En resumidas cuentas, Ultimátum a la Tierra no es más que otra película sobre extraterrestres completamente prescindible, que carece del encanto que desprendía la cinta original. Aburrida, predecible y con un mensaje final pasado de rosca, dificilmente será recordada dentro de un par de años. Un ejemplo más de que el 2008 ha sido un año nefasto para el cine.

viernes, 5 de diciembre de 2008

Crítica: Crepúsculo

Hoy se ha estrenado en nuestro país la adaptación cinematográfica de la última gran sensación literaria. Precedida por su gran éxito en Estados Unidos, Crepúsculo (Twilight) amenaza con reventar también las taquillas del resto del mundo. Pero, ¿qué tiene de especial esta película que tantas pasiones levanta? Pues absolutamente nada.
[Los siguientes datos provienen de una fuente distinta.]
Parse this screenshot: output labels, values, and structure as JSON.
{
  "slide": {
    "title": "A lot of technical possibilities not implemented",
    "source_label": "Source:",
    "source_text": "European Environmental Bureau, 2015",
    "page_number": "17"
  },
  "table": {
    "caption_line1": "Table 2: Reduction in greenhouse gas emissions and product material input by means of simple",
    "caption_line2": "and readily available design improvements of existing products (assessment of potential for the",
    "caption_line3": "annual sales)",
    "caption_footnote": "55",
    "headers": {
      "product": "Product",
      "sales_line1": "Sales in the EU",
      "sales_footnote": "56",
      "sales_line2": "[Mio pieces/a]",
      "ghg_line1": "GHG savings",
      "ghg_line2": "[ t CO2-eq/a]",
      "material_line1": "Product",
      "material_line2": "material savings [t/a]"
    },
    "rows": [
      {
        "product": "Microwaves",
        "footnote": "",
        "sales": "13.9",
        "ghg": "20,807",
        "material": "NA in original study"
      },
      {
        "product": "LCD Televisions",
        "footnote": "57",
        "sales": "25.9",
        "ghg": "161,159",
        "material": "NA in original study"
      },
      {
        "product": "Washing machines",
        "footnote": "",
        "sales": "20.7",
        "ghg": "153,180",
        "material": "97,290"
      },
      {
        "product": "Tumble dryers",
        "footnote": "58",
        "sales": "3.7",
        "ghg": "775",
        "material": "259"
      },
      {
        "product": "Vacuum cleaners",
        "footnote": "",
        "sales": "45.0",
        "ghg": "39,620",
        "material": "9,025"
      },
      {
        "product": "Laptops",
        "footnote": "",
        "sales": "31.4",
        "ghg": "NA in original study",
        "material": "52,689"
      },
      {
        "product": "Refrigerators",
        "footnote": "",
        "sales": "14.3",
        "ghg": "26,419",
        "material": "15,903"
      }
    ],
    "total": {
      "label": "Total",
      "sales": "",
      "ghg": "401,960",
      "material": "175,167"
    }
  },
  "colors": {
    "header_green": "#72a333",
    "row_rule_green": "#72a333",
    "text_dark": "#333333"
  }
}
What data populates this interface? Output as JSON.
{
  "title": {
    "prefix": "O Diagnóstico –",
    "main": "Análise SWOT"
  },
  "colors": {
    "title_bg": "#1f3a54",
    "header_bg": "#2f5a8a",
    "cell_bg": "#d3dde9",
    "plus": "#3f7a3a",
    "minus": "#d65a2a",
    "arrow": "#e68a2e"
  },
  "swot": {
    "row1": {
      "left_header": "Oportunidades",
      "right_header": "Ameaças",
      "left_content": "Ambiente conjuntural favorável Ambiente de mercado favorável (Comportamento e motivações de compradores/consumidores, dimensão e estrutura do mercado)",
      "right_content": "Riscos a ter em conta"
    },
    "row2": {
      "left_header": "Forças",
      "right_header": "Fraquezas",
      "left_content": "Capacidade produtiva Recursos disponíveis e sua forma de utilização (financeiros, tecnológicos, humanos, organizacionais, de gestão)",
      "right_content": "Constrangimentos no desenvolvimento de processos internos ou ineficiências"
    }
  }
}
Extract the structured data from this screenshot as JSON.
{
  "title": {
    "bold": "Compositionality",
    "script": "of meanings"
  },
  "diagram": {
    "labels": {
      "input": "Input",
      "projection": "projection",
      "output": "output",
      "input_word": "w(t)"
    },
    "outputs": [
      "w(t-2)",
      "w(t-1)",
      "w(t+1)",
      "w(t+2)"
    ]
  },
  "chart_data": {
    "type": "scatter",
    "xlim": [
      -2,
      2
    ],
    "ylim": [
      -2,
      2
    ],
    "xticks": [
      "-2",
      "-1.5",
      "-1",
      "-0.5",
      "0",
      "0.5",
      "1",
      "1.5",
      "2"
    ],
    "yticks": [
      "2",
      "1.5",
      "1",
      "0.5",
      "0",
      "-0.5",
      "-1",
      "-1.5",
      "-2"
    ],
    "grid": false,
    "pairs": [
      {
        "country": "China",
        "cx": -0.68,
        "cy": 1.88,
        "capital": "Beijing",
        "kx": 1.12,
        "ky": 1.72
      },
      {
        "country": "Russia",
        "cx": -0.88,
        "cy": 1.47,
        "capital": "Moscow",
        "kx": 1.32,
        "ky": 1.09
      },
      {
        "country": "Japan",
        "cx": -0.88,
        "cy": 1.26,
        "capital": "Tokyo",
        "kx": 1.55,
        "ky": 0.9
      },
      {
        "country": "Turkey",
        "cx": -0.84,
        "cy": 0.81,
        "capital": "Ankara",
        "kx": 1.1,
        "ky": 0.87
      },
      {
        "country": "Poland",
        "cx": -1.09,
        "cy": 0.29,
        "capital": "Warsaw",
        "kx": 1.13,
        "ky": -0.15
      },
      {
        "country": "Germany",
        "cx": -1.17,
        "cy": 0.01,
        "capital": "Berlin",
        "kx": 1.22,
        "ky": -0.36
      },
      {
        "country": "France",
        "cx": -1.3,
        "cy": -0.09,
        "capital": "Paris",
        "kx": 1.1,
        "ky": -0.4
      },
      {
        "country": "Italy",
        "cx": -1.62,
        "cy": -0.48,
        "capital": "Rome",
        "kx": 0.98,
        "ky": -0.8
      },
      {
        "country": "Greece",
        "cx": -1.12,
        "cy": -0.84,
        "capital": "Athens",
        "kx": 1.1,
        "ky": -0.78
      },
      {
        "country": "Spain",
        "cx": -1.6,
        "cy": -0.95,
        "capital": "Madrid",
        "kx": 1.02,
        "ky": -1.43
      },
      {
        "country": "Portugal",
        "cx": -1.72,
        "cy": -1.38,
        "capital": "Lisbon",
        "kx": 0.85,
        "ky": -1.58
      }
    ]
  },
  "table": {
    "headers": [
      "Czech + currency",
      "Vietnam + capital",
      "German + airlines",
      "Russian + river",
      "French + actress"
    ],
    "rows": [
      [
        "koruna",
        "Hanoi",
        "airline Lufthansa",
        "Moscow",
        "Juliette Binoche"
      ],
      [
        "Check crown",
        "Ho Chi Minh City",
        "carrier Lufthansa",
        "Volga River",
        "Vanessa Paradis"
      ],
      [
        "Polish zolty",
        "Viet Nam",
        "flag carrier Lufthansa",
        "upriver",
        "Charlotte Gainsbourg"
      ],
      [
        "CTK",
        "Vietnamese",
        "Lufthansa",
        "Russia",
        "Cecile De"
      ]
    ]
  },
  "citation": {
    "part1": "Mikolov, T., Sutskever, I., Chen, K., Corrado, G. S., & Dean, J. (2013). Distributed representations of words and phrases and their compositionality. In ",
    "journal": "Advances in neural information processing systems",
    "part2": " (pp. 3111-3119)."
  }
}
Teniendo en cuenta que nunca he tenido el más mínimo interés en leerme las novelas, me limitaré a analizarla desde un punto de vista meramente cinematográfico (aunque algunos amigos mios seguidores de la saga aseguran que es una adaptación bastante fiel). Así pues, la película dirigida por Catherine Hardwicke (Thirteen) podría definirse perfectamente como un vano intento por renovar el género vampírico. Teniendo como base un guión excesivamente edulcorado y de lento desarrollo, amén de unas escenas de acción que además de escasas están toscamente rodadas, Crepúsculo resulta un film muy, muy aburrido.

Tampoco es que el reparto ayude demasiado al conjunto. Teniendo en cuenta que todo el elenco resulta no ser más que un atajo de caras guapas poniendo poses (Zoolander pasó varias veces por mi mente), el resultado final era de esperar. De entre toda esta mediocridad destaca quizás Billy Burke en su papel de padre de Bella (Kristen Stewart), que protagoniza las escenas más pasables de este despropósito.

En definitiva, Crepúsculo es un bodrio infumable que solamente gustará a los fans de la saga literaria, grupies preadolescentes incapaces de contener sus grititos cada vez que Edward (Robert Pattinson) aparece en pantalla. Para el espectador medio seguramente acabará resultando una pérdida de tiempo. En cualquier caso, si aún con todo sentís la inexplicable necesidad de ver Crepúsculo, os recomiendo encarecidamente que vayáis a los últimos pases de la noche y así evitéis a los grupos de fans histéricas. Creedme, vuestros oídos os lo agradecerán.